Clássico conto ganha releitura sinistra, baseada em atmosfera de tensão e centrada na figura da irmã agora adolescente
Texto por Maria Cecilia Zarpelon
Foto: Imagem Filmes/Divulgação
Publicada originalmente em 1812, a clássica fábula dos Irmãos Grimm já teve diversas adaptações cinematográficas. Agora ganha uma macabra abordagem com Maria e João – O Conto das Bruxas (Gretel & Hansel, Canadá/Irlanda/EUA/África do Sul, 2020 – Imagem Filmes). Em comparação aos outros remakes, o longa dirigido por Oz Perkins se destaca. Porém, isso não quer dizer muita coisa quando sua competição são os recentes João e Maria: Caçadores de Bruxas e João, Maria e a Bruxa Da Floresta Negra, ambos de 2013.

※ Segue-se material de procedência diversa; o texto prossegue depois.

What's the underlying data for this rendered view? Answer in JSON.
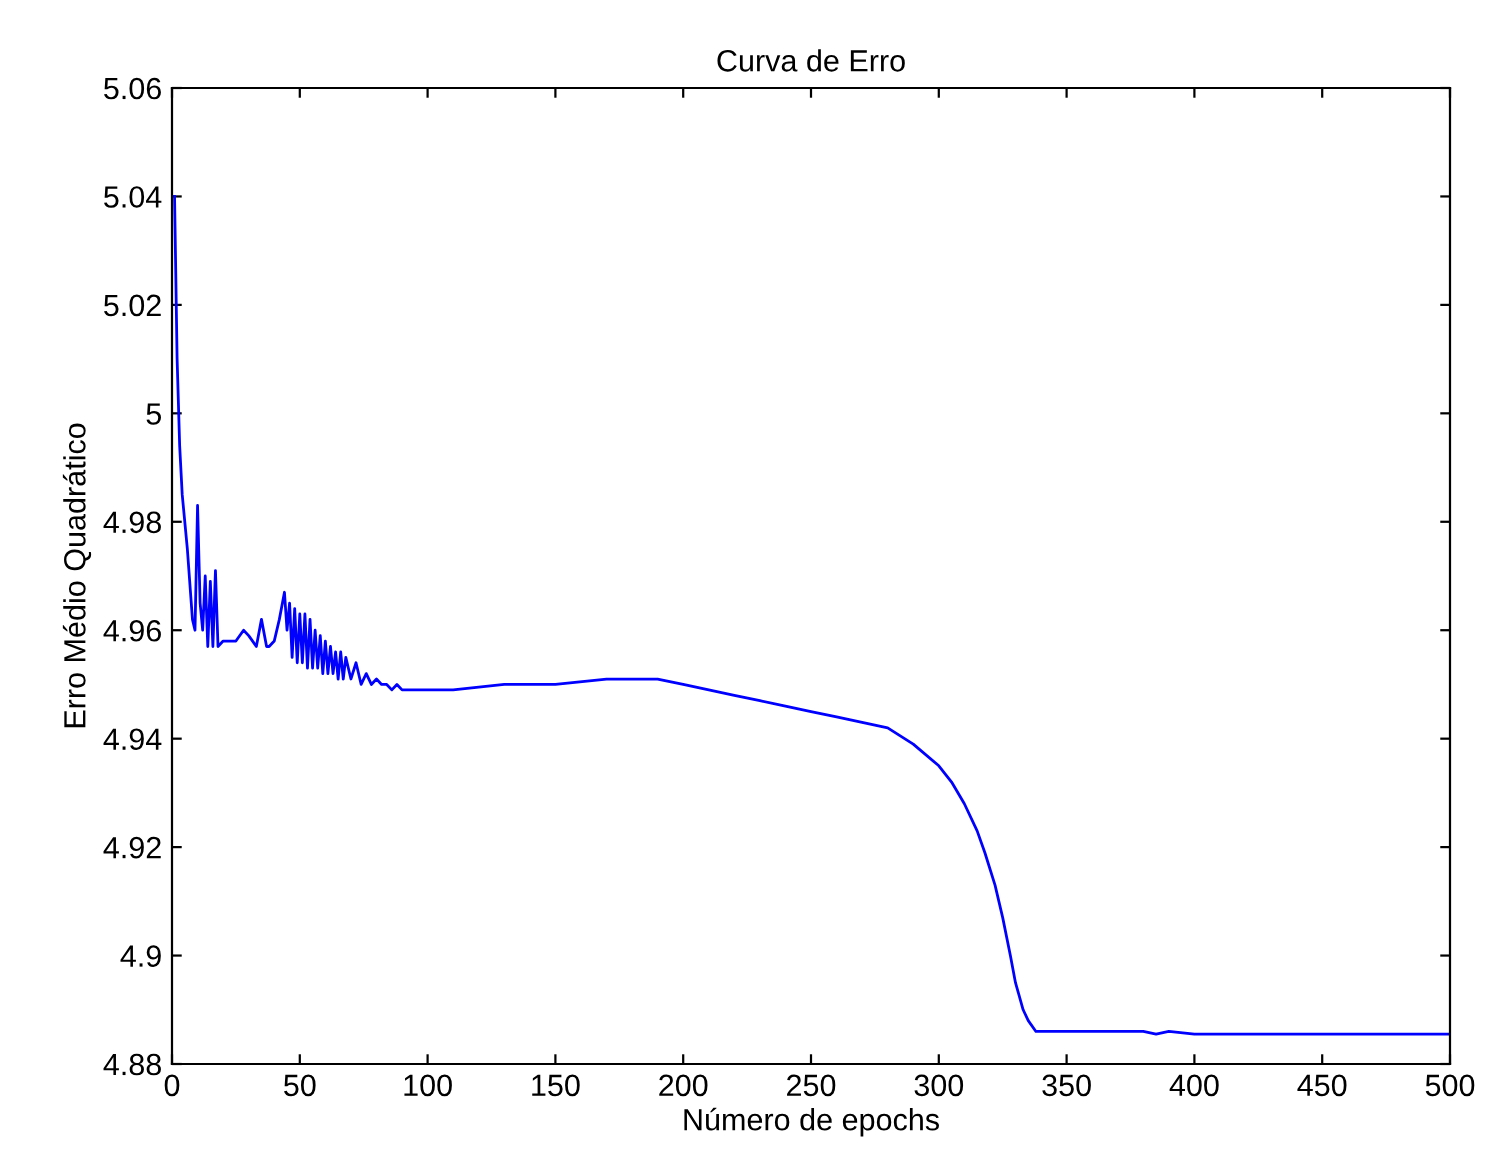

Como a reintitulação sugere, o foco desta versão está em Gretel (Sophia Lillis), agora oito anos mais velha que Hansel (Sammy Leakey), a quem foi encarregada de proteger. A história segue o curso do conto original, mas sob uma nova interpretação e propondo algumas mudanças. Depois de serem expulsos do lar pela mãe incapaz de os alimentar, os irmãos saem floresta adentro em busca de um lugar para passar a noite. No caminho, encontram um caçador (Charles Babalola) que lhes oferece comida e instruções sobre a viagem que terão pela frente. Quando tudo parece perdido para os dois, eles se deparam com uma casa e um grande banquete, aparentemente só à espera de alguém para comê-lo. Famintos, os irmãos são recebidos por uma suspeita senhora (Alice Krige), que parece ter tudo o que eles haviam almejado e mais um pouco. Gretel fica desconfiada da fartura e teme que algo esteja errado. A partir deste ponto, o espectador provavelmente pensará que sabe para onde a narrativa seguirá. Mas pode ser que haja enganos…

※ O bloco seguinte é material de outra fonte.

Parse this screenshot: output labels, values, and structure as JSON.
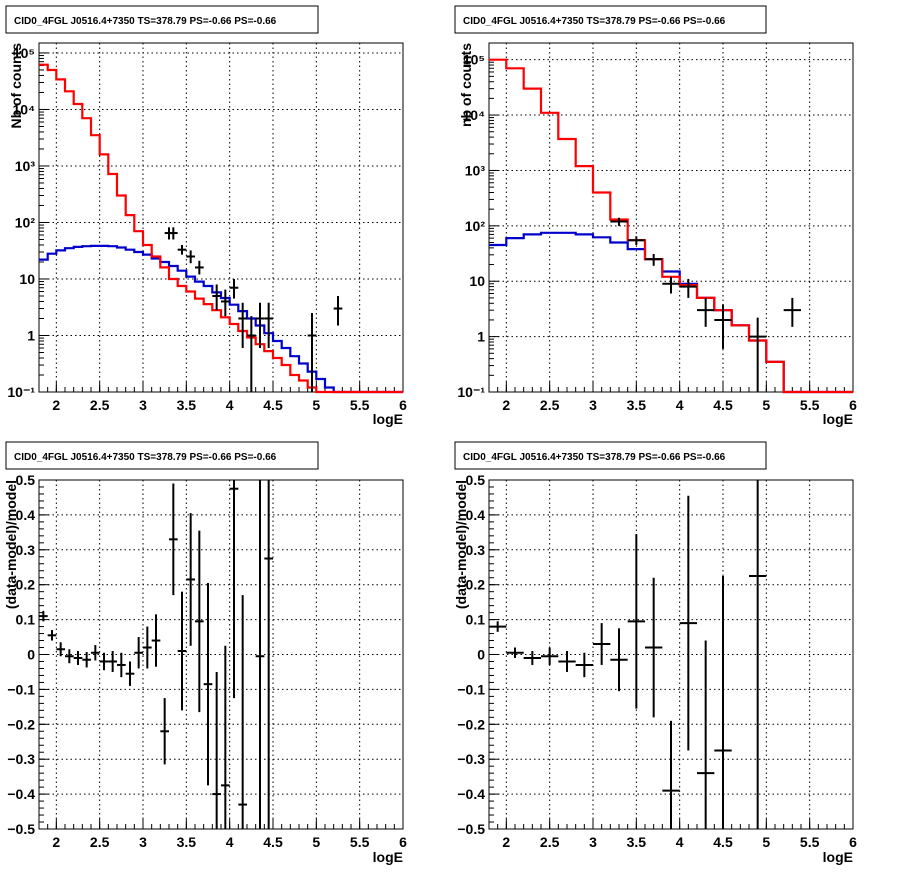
{
  "chart_data": [
    {
      "type": "line",
      "title": "CID0_4FGL J0516.4+7350 TS=378.79 PS=-0.66 PS=-0.66",
      "xlabel": "logE",
      "ylabel": "Nb of counts",
      "xlim": [
        1.8,
        6
      ],
      "ylim": [
        0.1,
        150000
      ],
      "yscale": "log",
      "grid": true,
      "xticks": [
        "2",
        "2.5",
        "3",
        "3.5",
        "4",
        "4.5",
        "5",
        "5.5",
        "6"
      ],
      "yticks": [
        "10⁻¹",
        "1",
        "10",
        "10²",
        "10³",
        "10⁴",
        "10⁵"
      ],
      "colors": {
        "total": "#ff0000",
        "model": "#0000cc",
        "data": "#000000"
      },
      "series": [
        {
          "role": "total",
          "bin_width": 0.1,
          "x_start": 1.8,
          "values": [
            62000,
            50000,
            34000,
            21000,
            12500,
            7000,
            3500,
            1600,
            720,
            300,
            135,
            70,
            40,
            25,
            16,
            10,
            7.5,
            6,
            4.5,
            3.6,
            2.8,
            2.1,
            1.6,
            1.2,
            0.92,
            0.7,
            0.53,
            0.4,
            0.3,
            0.2,
            0.16,
            0.12,
            0.1,
            0.1,
            0.1,
            0.1,
            0.1,
            0.1,
            0.1,
            0.1,
            0.1,
            0.1
          ]
        },
        {
          "role": "model",
          "bin_width": 0.1,
          "x_start": 1.8,
          "values": [
            22,
            28,
            32,
            35,
            37,
            38,
            38.5,
            38.5,
            38,
            36,
            33,
            30,
            27,
            23,
            20,
            17,
            14,
            11,
            9,
            7.5,
            5.8,
            4.6,
            3.5,
            2.7,
            2,
            1.5,
            1.1,
            0.8,
            0.6,
            0.43,
            0.32,
            0.23,
            0.17,
            0.12,
            0.1,
            0.1,
            0.1,
            0.1,
            0.1,
            0.1,
            0.1,
            0.1
          ]
        },
        {
          "role": "data",
          "points": [
            {
              "x": 3.3,
              "y": 65,
              "lo": 50,
              "hi": 82
            },
            {
              "x": 3.35,
              "y": 65,
              "lo": 50,
              "hi": 82
            },
            {
              "x": 3.45,
              "y": 33,
              "lo": 27,
              "hi": 40
            },
            {
              "x": 3.55,
              "y": 25,
              "lo": 19,
              "hi": 32
            },
            {
              "x": 3.65,
              "y": 16,
              "lo": 12,
              "hi": 21
            },
            {
              "x": 3.85,
              "y": 5,
              "lo": 2.8,
              "hi": 8
            },
            {
              "x": 3.95,
              "y": 4,
              "lo": 2.2,
              "hi": 6.5
            },
            {
              "x": 4.05,
              "y": 7,
              "lo": 4.5,
              "hi": 10
            },
            {
              "x": 4.15,
              "y": 2,
              "lo": 0.6,
              "hi": 3.8
            },
            {
              "x": 4.25,
              "y": 1,
              "lo": 0.1,
              "hi": 2.2
            },
            {
              "x": 4.35,
              "y": 2,
              "lo": 0.6,
              "hi": 3.8
            },
            {
              "x": 4.45,
              "y": 2,
              "lo": 0.6,
              "hi": 3.8
            },
            {
              "x": 4.95,
              "y": 1,
              "lo": 0.1,
              "hi": 2.5
            },
            {
              "x": 5.25,
              "y": 3,
              "lo": 1.5,
              "hi": 5
            }
          ]
        }
      ]
    },
    {
      "type": "line",
      "title": "CID0_4FGL J0516.4+7350 TS=378.79 PS=-0.66 PS=-0.66",
      "xlabel": "logE",
      "ylabel": "nb of counts",
      "xlim": [
        1.8,
        6
      ],
      "ylim": [
        0.1,
        200000
      ],
      "yscale": "log",
      "grid": true,
      "xticks": [
        "2",
        "2.5",
        "3",
        "3.5",
        "4",
        "4.5",
        "5",
        "5.5",
        "6"
      ],
      "yticks": [
        "10⁻¹",
        "1",
        "10",
        "10²",
        "10³",
        "10⁴",
        "10⁵"
      ],
      "colors": {
        "total": "#ff0000",
        "model": "#0000cc",
        "data": "#000000"
      },
      "series": [
        {
          "role": "total",
          "bin_width": 0.2,
          "x_start": 1.8,
          "values": [
            100000,
            70000,
            30000,
            11000,
            3700,
            1200,
            400,
            130,
            55,
            25,
            12,
            8.5,
            5,
            3,
            1.6,
            0.85,
            0.35,
            0.1,
            0.1,
            0.1,
            0.1
          ]
        },
        {
          "role": "model",
          "bin_width": 0.2,
          "x_start": 1.8,
          "values": [
            45,
            60,
            70,
            75,
            75,
            70,
            62,
            50,
            38,
            25,
            15,
            9,
            5,
            3,
            1.6,
            0.85,
            0.35,
            0.1,
            0.1,
            0.1,
            0.1
          ]
        },
        {
          "role": "data",
          "points": [
            {
              "x": 3.3,
              "y": 120,
              "lo": 100,
              "hi": 140
            },
            {
              "x": 3.5,
              "y": 55,
              "lo": 45,
              "hi": 65
            },
            {
              "x": 3.7,
              "y": 25,
              "lo": 19,
              "hi": 31
            },
            {
              "x": 3.9,
              "y": 9,
              "lo": 6,
              "hi": 12
            },
            {
              "x": 4.1,
              "y": 8,
              "lo": 5,
              "hi": 11
            },
            {
              "x": 4.3,
              "y": 3,
              "lo": 1.5,
              "hi": 5
            },
            {
              "x": 4.5,
              "y": 2,
              "lo": 0.6,
              "hi": 3.8
            },
            {
              "x": 4.9,
              "y": 1,
              "lo": 0.1,
              "hi": 2.2
            },
            {
              "x": 5.3,
              "y": 3,
              "lo": 1.5,
              "hi": 5
            }
          ]
        }
      ]
    },
    {
      "type": "scatter",
      "title": "CID0_4FGL J0516.4+7350 TS=378.79 PS=-0.66 PS=-0.66",
      "xlabel": "logE",
      "ylabel": "(data-model)/model",
      "xlim": [
        1.8,
        6
      ],
      "ylim": [
        -0.5,
        0.5
      ],
      "grid": true,
      "xticks": [
        "2",
        "2.5",
        "3",
        "3.5",
        "4",
        "4.5",
        "5",
        "5.5",
        "6"
      ],
      "yticks": [
        "−0.5",
        "−0.4",
        "−0.3",
        "−0.2",
        "−0.1",
        "0",
        "0.1",
        "0.2",
        "0.3",
        "0.4",
        "0.5"
      ],
      "bin_width": 0.1,
      "points": [
        {
          "x": 1.85,
          "y": 0.11,
          "e": 0.015
        },
        {
          "x": 1.95,
          "y": 0.055,
          "e": 0.015
        },
        {
          "x": 2.05,
          "y": 0.015,
          "e": 0.02
        },
        {
          "x": 2.15,
          "y": -0.005,
          "e": 0.02
        },
        {
          "x": 2.25,
          "y": -0.01,
          "e": 0.02
        },
        {
          "x": 2.35,
          "y": -0.015,
          "e": 0.022
        },
        {
          "x": 2.45,
          "y": 0.005,
          "e": 0.022
        },
        {
          "x": 2.55,
          "y": -0.02,
          "e": 0.025
        },
        {
          "x": 2.65,
          "y": -0.02,
          "e": 0.03
        },
        {
          "x": 2.75,
          "y": -0.03,
          "e": 0.035
        },
        {
          "x": 2.85,
          "y": -0.055,
          "e": 0.035
        },
        {
          "x": 2.95,
          "y": 0.005,
          "e": 0.045
        },
        {
          "x": 3.05,
          "y": 0.02,
          "e": 0.06
        },
        {
          "x": 3.15,
          "y": 0.04,
          "e": 0.075
        },
        {
          "x": 3.25,
          "y": -0.22,
          "e": 0.095
        },
        {
          "x": 3.35,
          "y": 0.33,
          "e": 0.16
        },
        {
          "x": 3.45,
          "y": 0.01,
          "e": 0.17
        },
        {
          "x": 3.55,
          "y": 0.215,
          "e": 0.19
        },
        {
          "x": 3.65,
          "y": 0.095,
          "e": 0.26
        },
        {
          "x": 3.75,
          "y": -0.085,
          "e": 0.29
        },
        {
          "x": 3.85,
          "y": -0.4,
          "e": 0.35
        },
        {
          "x": 3.95,
          "y": -0.375,
          "e": 0.4
        },
        {
          "x": 4.05,
          "y": 0.475,
          "e": 0.6
        },
        {
          "x": 4.15,
          "y": -0.43,
          "e": 0.6
        },
        {
          "x": 4.35,
          "y": -0.005,
          "e": 0.75
        },
        {
          "x": 4.45,
          "y": 0.275,
          "e": 0.9
        }
      ]
    },
    {
      "type": "scatter",
      "title": "CID0_4FGL J0516.4+7350 TS=378.79 PS=-0.66 PS=-0.66",
      "xlabel": "logE",
      "ylabel": "(data-model)/model",
      "xlim": [
        1.8,
        6
      ],
      "ylim": [
        -0.5,
        0.5
      ],
      "grid": true,
      "xticks": [
        "2",
        "2.5",
        "3",
        "3.5",
        "4",
        "4.5",
        "5",
        "5.5",
        "6"
      ],
      "yticks": [
        "−0.5",
        "−0.4",
        "−0.3",
        "−0.2",
        "−0.1",
        "0",
        "0.1",
        "0.2",
        "0.3",
        "0.4",
        "0.5"
      ],
      "bin_width": 0.2,
      "points": [
        {
          "x": 1.9,
          "y": 0.08,
          "e": 0.015
        },
        {
          "x": 2.1,
          "y": 0.005,
          "e": 0.015
        },
        {
          "x": 2.3,
          "y": -0.01,
          "e": 0.02
        },
        {
          "x": 2.5,
          "y": -0.005,
          "e": 0.025
        },
        {
          "x": 2.7,
          "y": -0.02,
          "e": 0.03
        },
        {
          "x": 2.9,
          "y": -0.03,
          "e": 0.035
        },
        {
          "x": 3.1,
          "y": 0.03,
          "e": 0.06
        },
        {
          "x": 3.3,
          "y": -0.015,
          "e": 0.09
        },
        {
          "x": 3.5,
          "y": 0.095,
          "e": 0.25
        },
        {
          "x": 3.7,
          "y": 0.02,
          "e": 0.2
        },
        {
          "x": 3.9,
          "y": -0.39,
          "e": 0.2
        },
        {
          "x": 4.1,
          "y": 0.09,
          "e": 0.365
        },
        {
          "x": 4.3,
          "y": -0.34,
          "e": 0.38
        },
        {
          "x": 4.5,
          "y": -0.275,
          "e": 0.5
        },
        {
          "x": 4.9,
          "y": 0.225,
          "e": 0.8
        }
      ]
    }
  ]
}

Oz Perkins é conhecido por criar um terror paciente, que está definitivamente de fora do mainstream. Sua preferência pela lenta formação de uma atmosfera de tensão sobre os rotineiros jumpscares, torna suas produções diferenciadas e refrescantes, se distanciando do beabá das franquias de horror e de seus saturados clichês. Suas produções quietamente sinistras e centradas em mulheres sugerem muito mais do que revelam. Logo, sua terceira obra não é diferente. Maria e João, entretanto, demonstra Perkins se apoiando de novo na atmosfera sobre a narrativa, compreendida no roteiro de Rob Hayes. No geral, a história é sobre uma jovem encontrando sua força interior, e por mais que seja macabra, falta um melhor desenvolvimento dos personagens para assustar de fato. O diretor cria para o longa uma iconografia própria e, junto da sedutora e fantasiosa fotografia de Galo Olivares, constrói um cenário arrepiante, mas que acaba sendo enfraquecido pela unidimensionalidade da narrativa.
Dispondo de um roteiro fraco e confuso, nesta nova versão parece que houve uma preocupação muito maior com o visual do que com contar uma boa história. Esteticamente admirável e com uma fotografia hipnotizante, o longa seduz o espectador com ângulos e enquadramentos inteligentemente pensados, uma ambientação sombria e um ar quase que claustrofóbico.
Repleto de simbolismos e diálogos metafóricos, diversos significados implícitos são expressados durante o filme. O cineasta explora um repertório único de códigos e minúcias que tratam de adensar, principalmente, os diferentes lugares que homens e mulheres ocupam. O triângulo, figura recorrente no longa, além de ser um dos símbolos mais místicos da humanidade, representa mudança e desenvolvimento espiritual – referência à trajetória da protagonista.
Mas, ao mesmo tempo que tudo parece ter sido milimetricamente pensado, existem fragmentos que não encaixam e figuras que de nada agregam na história. Como exemplos, o caçador e a cena do “ataque zumbi” (que, além de ser o único momento que o filme se entrega aos baratos jumpscares, parece ter sido adicionado depois, assim como a narração de Gretel, que desnecessariamente explica o que está acontecendo na tela). Tentando inovar o enredo original, Hayes buscou acrescentar e explicar eventos que não têm impacto ou sentido.
Mais sombrio do que excitante, Maria e João é uma tentativa pertinente de trazer uma nova e atual releitura sem deixar de preservar o ar assustador original de um dos contos mais conhecidos do mundo. Oz Perkins é uma voz autoral, clara e intrigante em meio a uma cacofonia de diretores de franquias de horror, mas infelizmente não é apenas o visual que faz um filme se tornar memorável. Bagunçado, com ambições que não se realizam e ideias genuinamente promissoras que se transformam na execução, este longa, assim como os irmãos na floresta, perde-se no campo da narrativa da história. O resultado é uma obra medíocre, que tinha um enorme potencial para ser fantástica.